Dennoch scheint es geringe Hoffnung zu geben, dass übermorgen, am Samstag weitere Geiseln freigelassen werden. Derzeit befinden sich noch 59 Geiseln in Gaza, von denen man vermutet, dass etwa 35 nicht mehr leben. Angeblich ist Israel in Zusammenarbeit mit den USA dabei, die Verlängerung der ersten Phase bis zum Ende des Ramadans, der morgen Abend beginnt und am 29. März endet, zu erreichen. Diese mögliche Verlängerung ist in Bezug auf Absatz 14 des Abkommens möglich. Benny Gantz betont, dass Netanyahu die erste Phase wieder einmal nur aus politischen Gründen hinauszögern möchte und befürchtet, dass diese Verzögerung der Hamas hilft, sich neu zu formieren und wieder zu bewaffnen. Im Übrigen liege es im Interesse Israels, die Geiseln «so schnell wie möglich und nicht tröpfchenweise zu bekommen.»

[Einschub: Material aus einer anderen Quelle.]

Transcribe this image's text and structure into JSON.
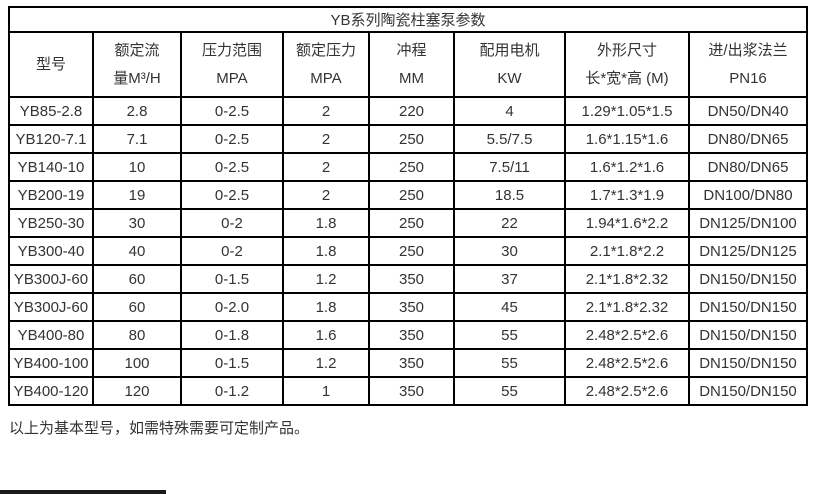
{
  "page": {
    "title": "YB系列陶瓷柱塞泵参数",
    "footer_note": "以上为基本型号，如需特殊需要可定制产品。"
  },
  "colors": {
    "text": "#333333",
    "border": "#000000",
    "background": "#ffffff"
  },
  "table": {
    "columns": [
      {
        "line1": "型号",
        "line2": ""
      },
      {
        "line1": "额定流",
        "line2": "量M³/H"
      },
      {
        "line1": "压力范围",
        "line2": "MPA"
      },
      {
        "line1": "额定压力",
        "line2": "MPA"
      },
      {
        "line1": "冲程",
        "line2": "MM"
      },
      {
        "line1": "配用电机",
        "line2": "KW"
      },
      {
        "line1": "外形尺寸",
        "line2": "长*宽*高 (M)"
      },
      {
        "line1": "进/出浆法兰",
        "line2": "PN16"
      }
    ],
    "rows": [
      [
        "YB85-2.8",
        "2.8",
        "0-2.5",
        "2",
        "220",
        "4",
        "1.29*1.05*1.5",
        "DN50/DN40"
      ],
      [
        "YB120-7.1",
        "7.1",
        "0-2.5",
        "2",
        "250",
        "5.5/7.5",
        "1.6*1.15*1.6",
        "DN80/DN65"
      ],
      [
        "YB140-10",
        "10",
        "0-2.5",
        "2",
        "250",
        "7.5/11",
        "1.6*1.2*1.6",
        "DN80/DN65"
      ],
      [
        "YB200-19",
        "19",
        "0-2.5",
        "2",
        "250",
        "18.5",
        "1.7*1.3*1.9",
        "DN100/DN80"
      ],
      [
        "YB250-30",
        "30",
        "0-2",
        "1.8",
        "250",
        "22",
        "1.94*1.6*2.2",
        "DN125/DN100"
      ],
      [
        "YB300-40",
        "40",
        "0-2",
        "1.8",
        "250",
        "30",
        "2.1*1.8*2.2",
        "DN125/DN125"
      ],
      [
        "YB300J-60",
        "60",
        "0-1.5",
        "1.2",
        "350",
        "37",
        "2.1*1.8*2.32",
        "DN150/DN150"
      ],
      [
        "YB300J-60",
        "60",
        "0-2.0",
        "1.8",
        "350",
        "45",
        "2.1*1.8*2.32",
        "DN150/DN150"
      ],
      [
        "YB400-80",
        "80",
        "0-1.8",
        "1.6",
        "350",
        "55",
        "2.48*2.5*2.6",
        "DN150/DN150"
      ],
      [
        "YB400-100",
        "100",
        "0-1.5",
        "1.2",
        "350",
        "55",
        "2.48*2.5*2.6",
        "DN150/DN150"
      ],
      [
        "YB400-120",
        "120",
        "0-1.2",
        "1",
        "350",
        "55",
        "2.48*2.5*2.6",
        "DN150/DN150"
      ]
    ]
  }
}
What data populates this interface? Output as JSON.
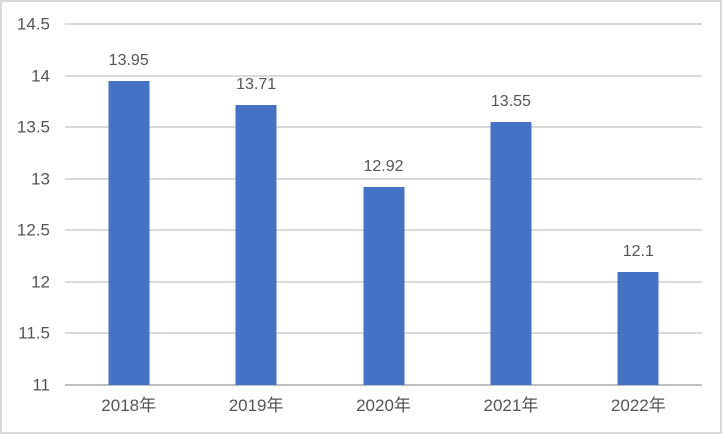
{
  "chart_data": {
    "type": "bar",
    "categories": [
      "2018年",
      "2019年",
      "2020年",
      "2021年",
      "2022年"
    ],
    "values": [
      13.95,
      13.71,
      12.92,
      13.55,
      12.1
    ],
    "data_labels": [
      "13.95",
      "13.71",
      "12.92",
      "13.55",
      "12.1"
    ],
    "title": "",
    "xlabel": "",
    "ylabel": "",
    "ylim": [
      11,
      14.5
    ],
    "ytick_step": 0.5,
    "ytick_labels": [
      "14.5",
      "14",
      "13.5",
      "13",
      "12.5",
      "12",
      "11.5",
      "11"
    ],
    "grid": true,
    "legend_position": "none",
    "colors": {
      "bar": "#4472c4",
      "gridline": "#d9d9d9",
      "axis_line": "#bfbfbf",
      "text": "#555555",
      "border": "#d9d9d9",
      "background": "#ffffff"
    }
  }
}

Habe ich mir gestern noch die Frage gestellt, was die haredischen Parteien dazu bringen könnten, die Füsse bis nach der Verabschiedung des Budgets ruhig zu halten, so gibt heute Oppositionsführer Yair Lapid die Antwort: «Geld, viel Geld!» Lapid zitiert den ultraorthodoxen Radiosender ‘Chai’: «Jetzt haben Netanyahu und Smotrich ein neues Angebot für die Haredim: Wenn ihr zustimmt, das Wehrdienst-Entziehungs-Gesetz zu verschieben, erhaltet ihr Geld, viel Geld, unter dem Tisch. Wie viel Geld? Milliarden!» Man spricht von einer 15-prozentigen Budgeterhöhung für das ultraorthodoxe Schulnetzwerk. Zahlreiche Kindergärten gehören der Familie Goldknopf, die durch ihre Immobiliengeschäfte sehr reich wurde. Goldknopf schämt sich nicht, die Budgetgelder anzunehmen, die viel besser hätten gebraucht werden können, um Familien der unteren Mittelschicht Steuersenkungen zu verschaffen.

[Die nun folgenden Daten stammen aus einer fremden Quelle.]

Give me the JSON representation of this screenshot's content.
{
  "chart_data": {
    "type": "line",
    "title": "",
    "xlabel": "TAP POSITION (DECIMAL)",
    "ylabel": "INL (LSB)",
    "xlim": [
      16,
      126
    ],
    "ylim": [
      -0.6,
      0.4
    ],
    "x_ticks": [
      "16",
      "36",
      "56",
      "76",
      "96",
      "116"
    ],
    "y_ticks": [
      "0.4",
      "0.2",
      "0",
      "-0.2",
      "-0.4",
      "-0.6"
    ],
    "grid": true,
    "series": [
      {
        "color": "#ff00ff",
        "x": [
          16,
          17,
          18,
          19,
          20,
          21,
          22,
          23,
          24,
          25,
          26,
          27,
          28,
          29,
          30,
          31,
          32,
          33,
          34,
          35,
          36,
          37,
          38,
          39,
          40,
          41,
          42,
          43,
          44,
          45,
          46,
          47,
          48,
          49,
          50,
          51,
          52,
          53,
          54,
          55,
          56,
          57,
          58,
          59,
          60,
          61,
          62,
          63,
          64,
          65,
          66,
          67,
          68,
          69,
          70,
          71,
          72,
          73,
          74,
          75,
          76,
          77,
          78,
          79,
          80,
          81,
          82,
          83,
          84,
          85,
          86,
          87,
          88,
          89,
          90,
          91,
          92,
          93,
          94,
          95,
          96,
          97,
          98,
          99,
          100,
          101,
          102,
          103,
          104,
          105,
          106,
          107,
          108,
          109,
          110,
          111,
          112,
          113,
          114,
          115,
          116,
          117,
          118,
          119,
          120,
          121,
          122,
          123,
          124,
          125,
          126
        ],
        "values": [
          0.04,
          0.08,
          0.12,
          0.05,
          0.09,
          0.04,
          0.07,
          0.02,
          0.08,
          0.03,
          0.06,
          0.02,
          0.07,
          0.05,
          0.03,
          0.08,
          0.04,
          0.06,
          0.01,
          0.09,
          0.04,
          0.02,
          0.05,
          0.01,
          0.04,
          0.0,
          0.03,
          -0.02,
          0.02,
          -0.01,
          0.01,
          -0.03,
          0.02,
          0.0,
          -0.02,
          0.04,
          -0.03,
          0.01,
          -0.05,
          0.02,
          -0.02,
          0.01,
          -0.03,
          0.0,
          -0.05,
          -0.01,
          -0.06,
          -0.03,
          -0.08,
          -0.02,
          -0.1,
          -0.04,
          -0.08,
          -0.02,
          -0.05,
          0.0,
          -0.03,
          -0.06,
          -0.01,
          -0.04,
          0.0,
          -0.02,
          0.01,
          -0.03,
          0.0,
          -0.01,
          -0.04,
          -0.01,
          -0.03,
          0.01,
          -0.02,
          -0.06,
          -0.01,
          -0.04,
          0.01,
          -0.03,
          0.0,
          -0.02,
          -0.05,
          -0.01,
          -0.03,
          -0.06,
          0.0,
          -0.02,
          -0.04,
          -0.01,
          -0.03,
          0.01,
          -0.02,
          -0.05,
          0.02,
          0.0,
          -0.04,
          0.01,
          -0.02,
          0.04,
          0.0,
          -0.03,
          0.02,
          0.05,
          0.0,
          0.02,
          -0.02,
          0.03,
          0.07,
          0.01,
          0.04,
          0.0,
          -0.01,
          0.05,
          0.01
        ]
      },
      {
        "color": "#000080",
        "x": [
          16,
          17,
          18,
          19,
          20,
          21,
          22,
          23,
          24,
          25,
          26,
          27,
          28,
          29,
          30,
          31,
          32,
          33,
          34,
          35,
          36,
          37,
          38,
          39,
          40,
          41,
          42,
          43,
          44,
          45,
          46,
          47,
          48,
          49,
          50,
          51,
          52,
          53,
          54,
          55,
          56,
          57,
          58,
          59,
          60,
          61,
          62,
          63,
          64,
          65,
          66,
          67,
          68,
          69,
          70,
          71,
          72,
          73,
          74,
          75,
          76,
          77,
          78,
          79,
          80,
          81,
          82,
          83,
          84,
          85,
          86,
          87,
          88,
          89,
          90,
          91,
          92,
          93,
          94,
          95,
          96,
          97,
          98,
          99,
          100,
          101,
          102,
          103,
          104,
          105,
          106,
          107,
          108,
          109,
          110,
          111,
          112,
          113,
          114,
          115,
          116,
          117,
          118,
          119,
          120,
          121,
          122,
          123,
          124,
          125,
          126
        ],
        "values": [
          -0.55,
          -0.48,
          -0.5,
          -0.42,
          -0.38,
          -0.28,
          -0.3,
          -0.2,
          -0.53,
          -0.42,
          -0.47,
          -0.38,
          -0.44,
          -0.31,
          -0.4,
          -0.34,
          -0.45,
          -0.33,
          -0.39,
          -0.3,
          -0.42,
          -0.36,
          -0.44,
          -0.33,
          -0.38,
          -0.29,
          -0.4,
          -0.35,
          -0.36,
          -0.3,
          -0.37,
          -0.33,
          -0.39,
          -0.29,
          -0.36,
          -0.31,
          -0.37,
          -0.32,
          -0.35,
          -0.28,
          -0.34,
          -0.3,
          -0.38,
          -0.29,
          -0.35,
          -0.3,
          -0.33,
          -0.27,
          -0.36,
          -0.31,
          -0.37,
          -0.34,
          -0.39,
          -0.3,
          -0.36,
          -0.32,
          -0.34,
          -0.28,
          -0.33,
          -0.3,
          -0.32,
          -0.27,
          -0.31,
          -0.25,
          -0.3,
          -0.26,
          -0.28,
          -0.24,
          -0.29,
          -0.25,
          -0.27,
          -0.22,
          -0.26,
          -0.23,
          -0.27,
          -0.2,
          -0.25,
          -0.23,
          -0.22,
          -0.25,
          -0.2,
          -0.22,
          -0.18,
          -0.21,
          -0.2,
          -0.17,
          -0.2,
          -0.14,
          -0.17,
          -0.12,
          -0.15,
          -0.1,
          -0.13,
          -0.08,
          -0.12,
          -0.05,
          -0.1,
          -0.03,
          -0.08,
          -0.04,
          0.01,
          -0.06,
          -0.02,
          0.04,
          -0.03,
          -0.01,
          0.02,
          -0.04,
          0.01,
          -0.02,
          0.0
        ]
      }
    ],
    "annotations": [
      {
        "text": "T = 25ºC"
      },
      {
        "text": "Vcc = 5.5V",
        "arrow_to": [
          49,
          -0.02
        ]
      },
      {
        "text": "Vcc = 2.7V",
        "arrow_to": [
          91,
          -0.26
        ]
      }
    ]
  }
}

Die Familie Netanyahu ist immer wieder gut für einen spektakulären Rechtsfall. Dieses Mal ist es Yair, der eine Verleumdungsklage gegen den Physiker Dr. Avshalom Elitzur, eingebracht hat. Elitzur habe gesagt: «Er [Yair] hat das Land nicht verlassen, weil er seinen Vater unter Drogeneinfluss angegriffen hat. Ich meine, vielleicht hat er seinen Vater unter Drogeneinfluss angegriffen – ich weiss es nicht – aber das ist nicht der Grund, warum es notwendig war, ihn des Landes zu verweisen.» Das hatte auch MK Naama Lazzini schon behauptet. Aber Elitzur ging noch weiter: «Zum ersten Mal in seinem Leben befindet sich ein Soziopath im Alter von etwa 30 Jahren ausserhalb des Hauses seiner Eltern und ohne Zugang zu sozialen Netzwerken. Der Grund dafür war viel beängstigender und peinlicher, und wenn er in Zukunft aufgedeckt wird, wird die Welt erschüttert sein.» Oha, das klingt ja wirklich nach einer dramatischen Geschichte. Doch es kommt noch besser: «Täglich finden lange Gespräche zwischen Miami und dem Wohnsitz in der Azza Street und dem Büro des Premierministers statt, die verschlüsselt und auf dem Niveau von Nukleargeheimnissen gesichert sind. Dies ist einer der Gründe für die Verschlechterung der Gesundheit des Vaters.» Das ist heftig! Welche Rolle mag da wohl Sara N. gespielt haben, als sie zwei Monate in Florida weilte, auf Staatskosten, wie Lazzini behauptete. Versuchte sie zwischen ihrem Mann und ihrem Filius zu vermitteln? Oder hat sie ihrem nichts tuenden Sprössling versucht zu überzeugen, dass er vielleicht doch endlich ein ‘normaleres Leben’ beginnen soll, weil ihm sonst die Gelder aus Vaters privater Börse gestrichen werden?